The footprints were made in the middle part of the Jurassic period, about 165 million years ago. This part of Skye would have had a beach-like environment with waves or floods capable of transporting sand. The geological unit is a similar age to the Inferior Oolite in a previous post at the other end of the country. At the time, the British Isles was almost completely underwater. Scotland and northern England were part of an island chain that extended across into northern Germany and the Netherlands. Central and southern England were under a shallow sea during much of the Jurassic.
The footprints were made by a large 3-toed dinosaur, perhaps a Megalosaurus, a carnivorous dinosaur up to 7 m long that walked only on its back legs.

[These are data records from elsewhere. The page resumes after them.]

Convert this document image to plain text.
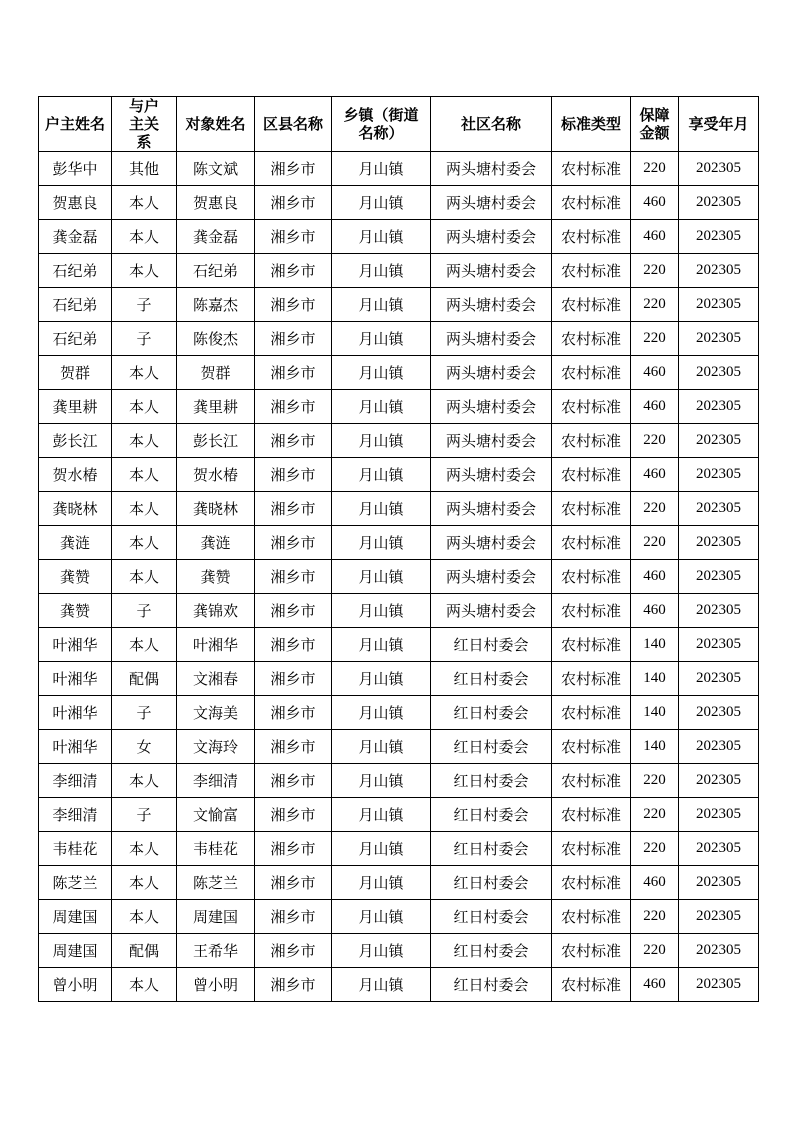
户主姓名	与户主关系	对象姓名	区县名称	乡镇（街道名称）	社区名称	标准类型	保障金额	享受年月
彭华中	其他	陈文斌	湘乡市	月山镇	两头塘村委会	农村标准	220	202305
贺惠良	本人	贺惠良	湘乡市	月山镇	两头塘村委会	农村标准	460	202305
龚金磊	本人	龚金磊	湘乡市	月山镇	两头塘村委会	农村标准	460	202305
石纪弟	本人	石纪弟	湘乡市	月山镇	两头塘村委会	农村标准	220	202305
石纪弟	子	陈嘉杰	湘乡市	月山镇	两头塘村委会	农村标准	220	202305
石纪弟	子	陈俊杰	湘乡市	月山镇	两头塘村委会	农村标准	220	202305
贺群	本人	贺群	湘乡市	月山镇	两头塘村委会	农村标准	460	202305
龚里耕	本人	龚里耕	湘乡市	月山镇	两头塘村委会	农村标准	460	202305
彭长江	本人	彭长江	湘乡市	月山镇	两头塘村委会	农村标准	220	202305
贺水椿	本人	贺水椿	湘乡市	月山镇	两头塘村委会	农村标准	460	202305
龚晓林	本人	龚晓林	湘乡市	月山镇	两头塘村委会	农村标准	220	202305
龚涟	本人	龚涟	湘乡市	月山镇	两头塘村委会	农村标准	220	202305
龚赞	本人	龚赞	湘乡市	月山镇	两头塘村委会	农村标准	460	202305
龚赞	子	龚锦欢	湘乡市	月山镇	两头塘村委会	农村标准	460	202305
叶湘华	本人	叶湘华	湘乡市	月山镇	红日村委会	农村标准	140	202305
叶湘华	配偶	文湘春	湘乡市	月山镇	红日村委会	农村标准	140	202305
叶湘华	子	文海美	湘乡市	月山镇	红日村委会	农村标准	140	202305
叶湘华	女	文海玲	湘乡市	月山镇	红日村委会	农村标准	140	202305
李细清	本人	李细清	湘乡市	月山镇	红日村委会	农村标准	220	202305
李细清	子	文愉富	湘乡市	月山镇	红日村委会	农村标准	220	202305
韦桂花	本人	韦桂花	湘乡市	月山镇	红日村委会	农村标准	220	202305
陈芝兰	本人	陈芝兰	湘乡市	月山镇	红日村委会	农村标准	460	202305
周建国	本人	周建国	湘乡市	月山镇	红日村委会	农村标准	220	202305
周建国	配偶	王希华	湘乡市	月山镇	红日村委会	农村标准	220	202305
曾小明	本人	曾小明	湘乡市	月山镇	红日村委会	农村标准	460	202305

Meaning “great lizard” from its Greek roots, this was the first dinosaur to be validly named. It was also one of the three types used to define Dinosauria (“terrible lizards”) later by Richard Owen. Megalosaurus was described by William Buckland in 1824, then Professor of Geology at the University of Oxford. It was subsequently given the species name Megalosaurus bucklandii in his honour. As one of the first professors of the new field of Geology, Buckland struggled with prevailing mythical explanations for the Earth’s surface against mounting evidence that the Earth had existed for an enormous amount of time. He advocated a theory called catastrophism which proposed the Earth’s surface was created through a series of short-lived Earth-shaping events.

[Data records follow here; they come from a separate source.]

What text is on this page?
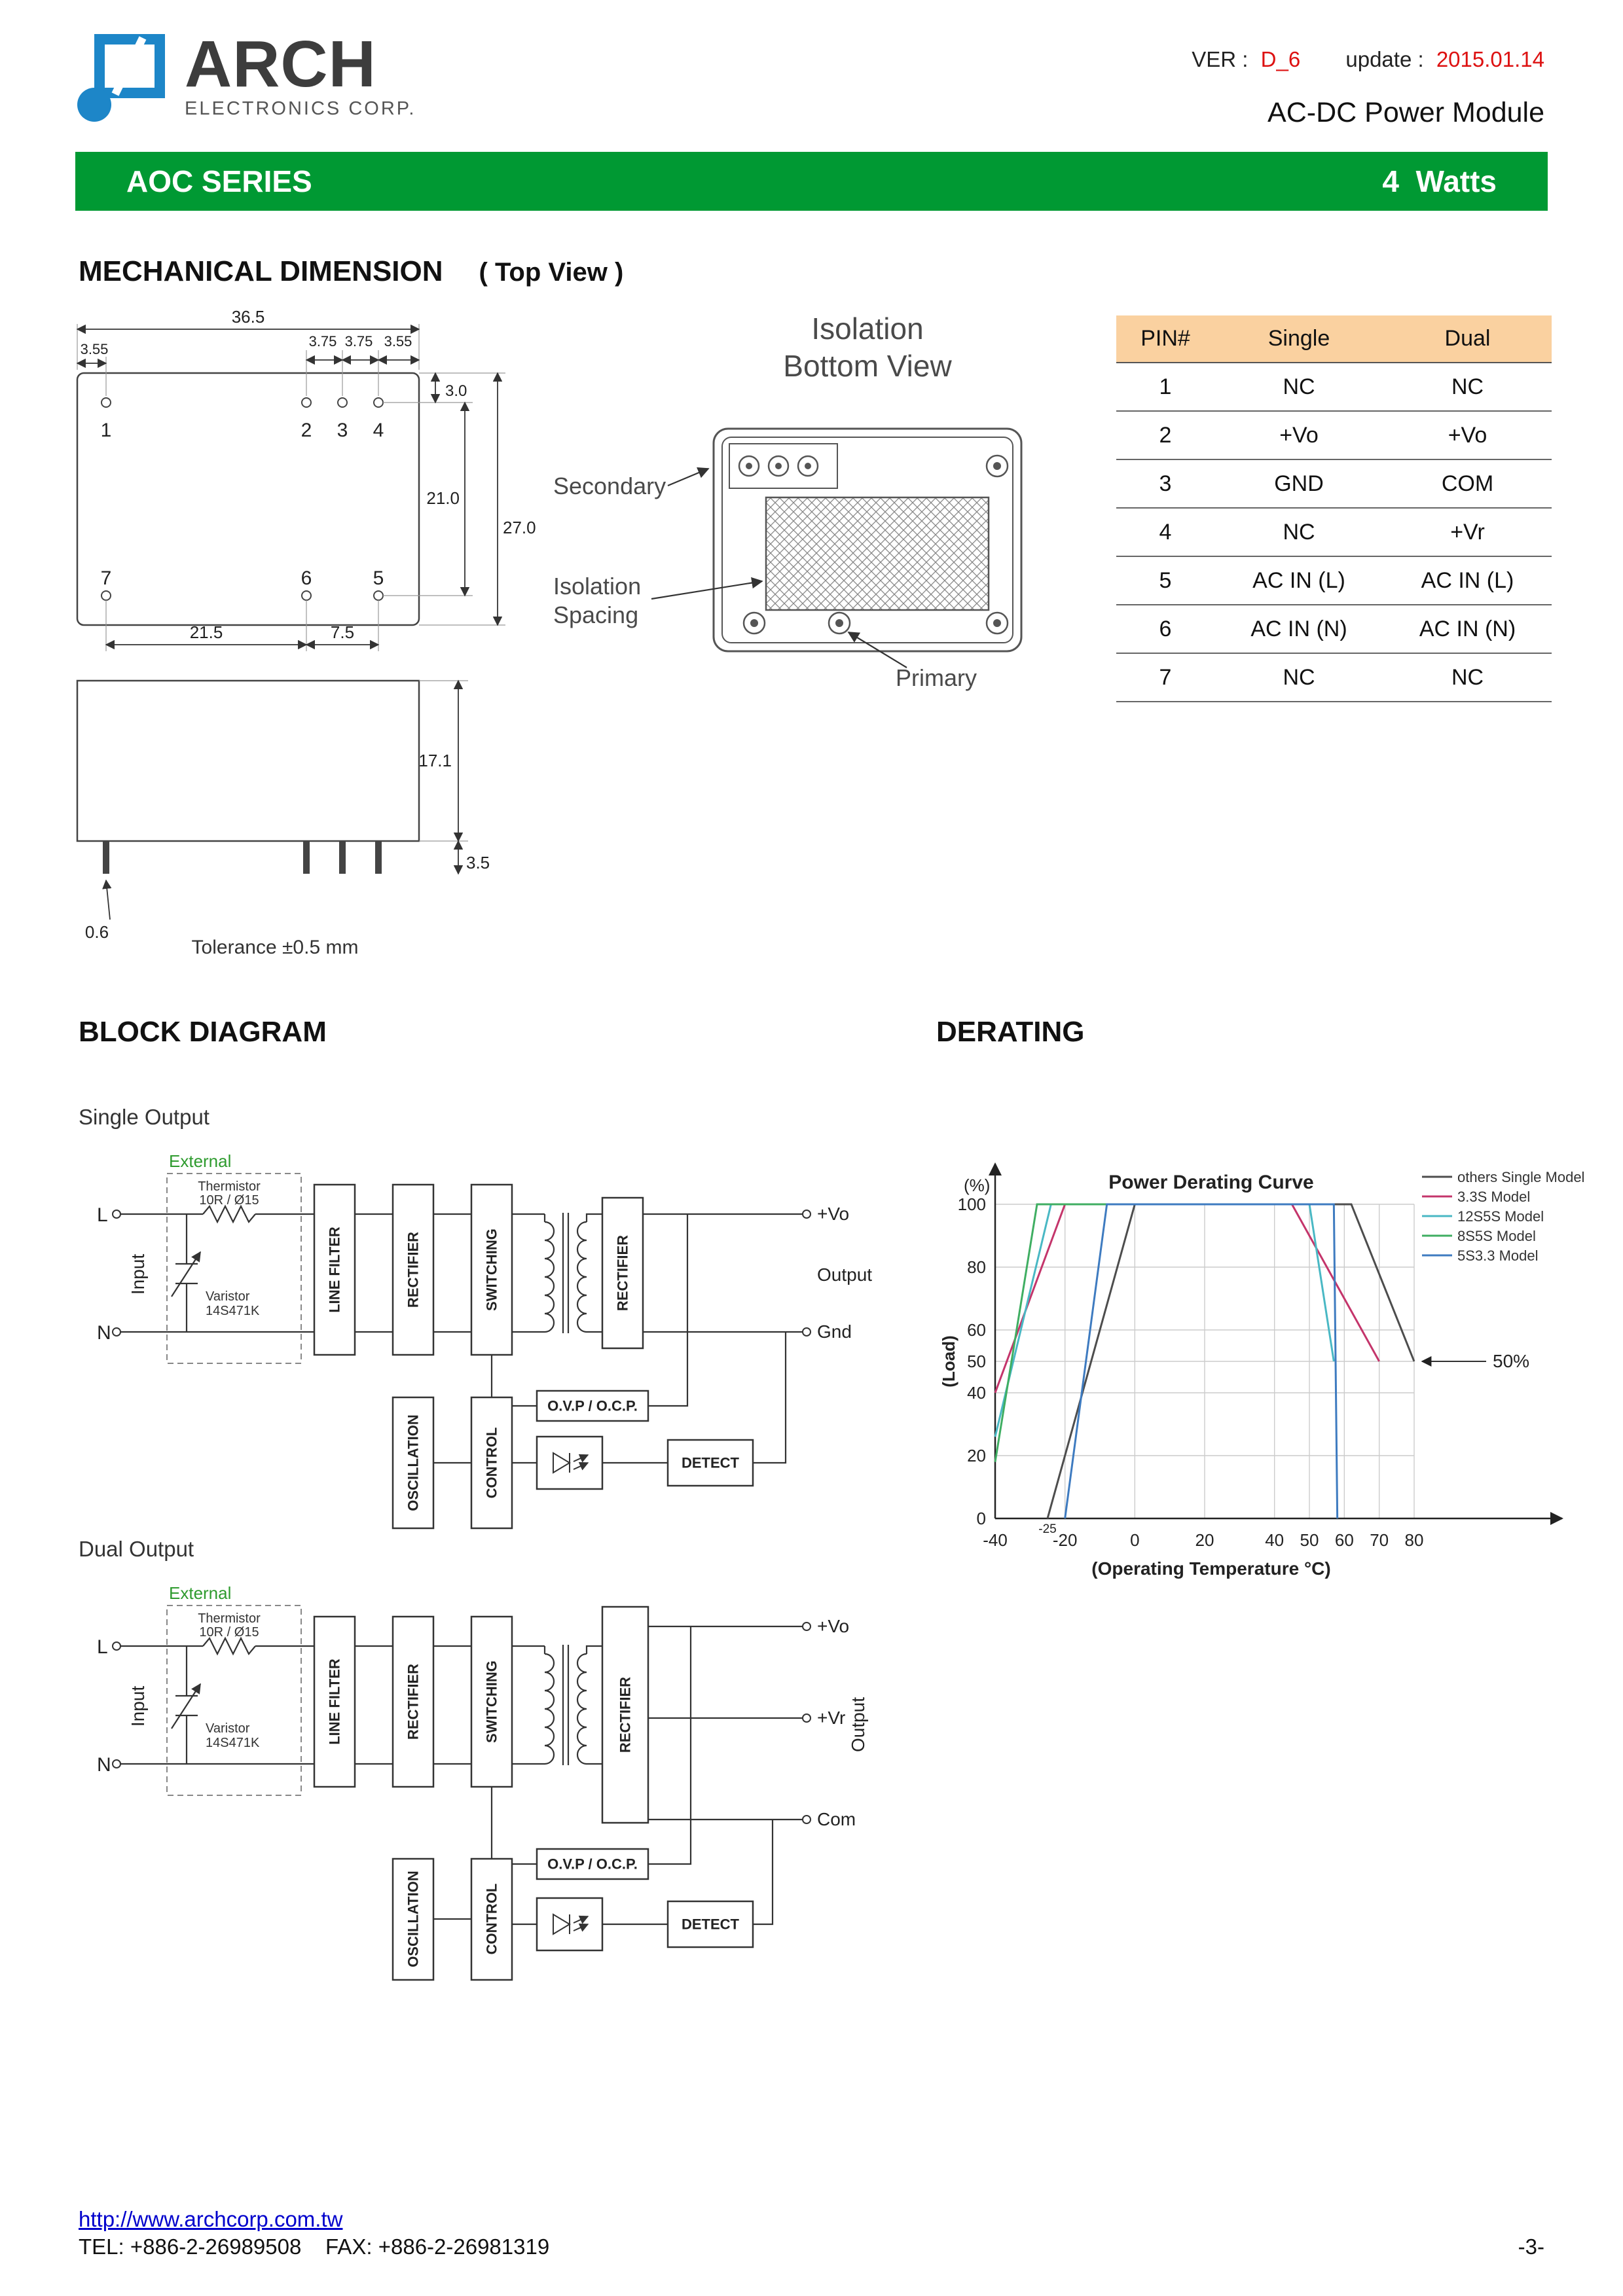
ARCH
ELECTRONICS CORP.
VER : D_6 update : 2015.01.14
AC-DC Power Module
AOC SERIES	4  Watts
MECHANICAL DIMENSION ( Top View )
1	2 3 4
5
6
7
36.5
3.55	3.75 3.75 3.55
3.0
21.0
27.0
21.5	7.5
17.1
3.5
0.6
Tolerance ±0.5 mm
Isolation
Bottom View
Secondary
Isolation
Spacing
Primary
PIN#	Single	Dual
1	NC	NC
2	+Vo	+Vo
3	GND	COM
4	NC	+Vr
5	AC IN (L)	AC IN (L)
6	AC IN (N)	AC IN (N)
7	NC	NC
BLOCK DIAGRAM	DERATING
Single Output
L
N
Input
External
Thermistor
10R / Ø15
Varistor
14S471K	LINE FILTER	RECTIFIER	SWITCHING	RECTIFIER
OSCILLATION	CONTROL
O.V.P / O.C.P.
DETECT
+Vo
Output
Gnd
Dual Output
L
N
Input
External
Thermistor
10R / Ø15
Varistor
14S471K	LINE FILTER	RECTIFIER	SWITCHING	RECTIFIER
OSCILLATION	CONTROL
O.V.P / O.C.P.
DETECT
+Vo
+Vr
Com
Output
Power Derating Curve
(%)
(Load)
(Operating Temperature °C)
-40	-20	0	20	40 50 60 70 80
-25
0
20
40
50
60
80
100
others Single Model
3.3S Model
12S5S Model
8S5S Model
5S3.3 Model
50%
http://www.archcorp.com.tw
TEL: +886-2-26989508    FAX: +886-2-26981319	-3-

Buckland was a careful scientist and was one of the first to document an ice age palaeontological site, located at Kirkdale Cave in Yorkshire. Here he recognised a hyena den where the inhabitants had dragged in bones from elephants, hippopotamuses, rhinoceroses, bison and deer among others. African fauna in the North York Moors is a powerful example of climate change in the recent past. Although he thought the site had been sealed off by a great flood, he later abandoned this explanation and championed the idea of extensive glaciation across the British Isles instead. Modern geology now recognises that the Earth’s surface was shaped slowly through time, occasionally punctuated by relatively brief local catastrophic events.

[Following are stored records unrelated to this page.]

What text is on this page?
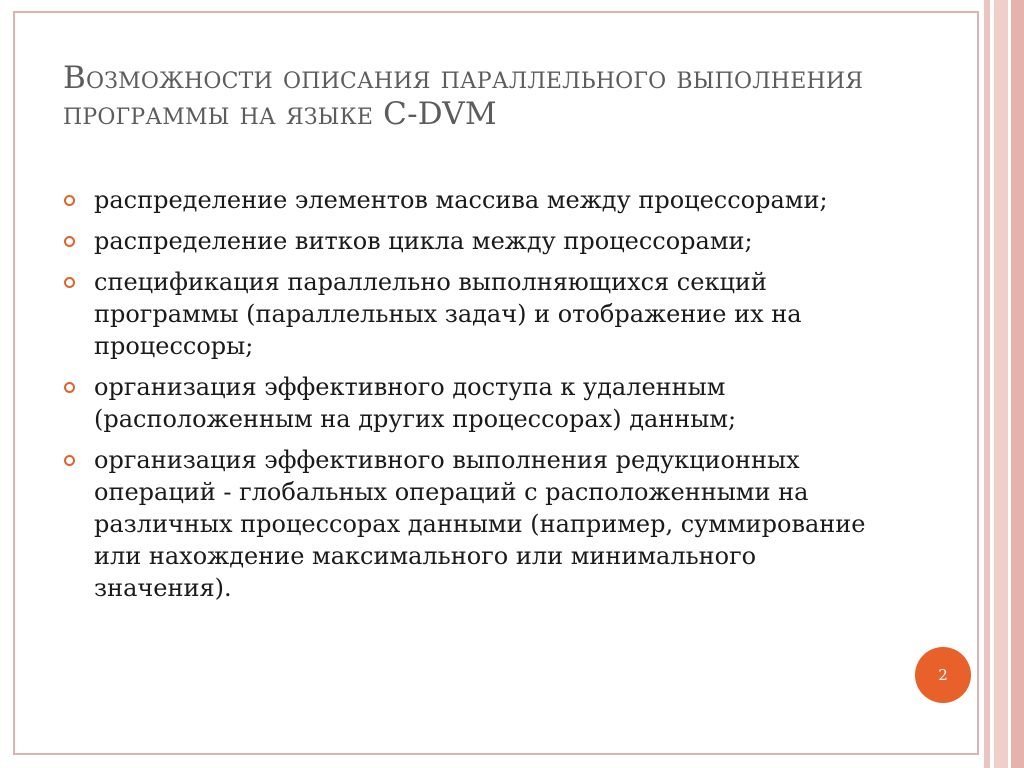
Возможности описания параллельного выполнения программы на языке C-DVM
распределение элементов массива между процессорами;
распределение витков цикла между процессорами;
спецификация параллельно выполняющихся секций программы (параллельных задач) и отображение их на процессоры;
организация эффективного доступа к удаленным (расположенным на других процессорах) данным;
организация эффективного выполнения редукционных операций - глобальных операций с расположенными на различных процессорах данными (например, суммирование или нахождение максимального или минимального значения).
2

I blame my interest in dinosaurs (and passion for recycling!) on the first book I can remember reading as a 4 year old, called Dinosaurs and all that rubbish. The book was born out of the post-space race environmental movement of the 1970s. It is a fable about sacrificing the natural world in the pursuit of technology and development. After watching Life on Earth in 1979 I was fascinated by natural history and wanted to be a scientist. I subsequently did a degree in Palaeontology and some micropalaeontology in my PhD. After a post-doctoral fellowship in micropalaeontology I realised that there are very few jobs for palaeontologists so I specialised in climate change instead. Having seen these fossil footprints on a field trip to Skye to look at glacial geomorphology, I wanted to record their shape in 3D. Recently, a clueless tourist attempted to make a 3D cast of the print with plaster which resulted in some damage. Elsewhere in the world, thieves have cut footprints out of the rock with saws. It occurred to me that by making a 3D model, people could enjoy the prints without feeling the need to “own” them. The model above can be enjoyed in virtual reality or by printing a scale copy using a 3D printer. Fossil footprints are a valuable reminder of the passage of time and of changing climate, and should be left alone to inform and inspire the next generation of scientists.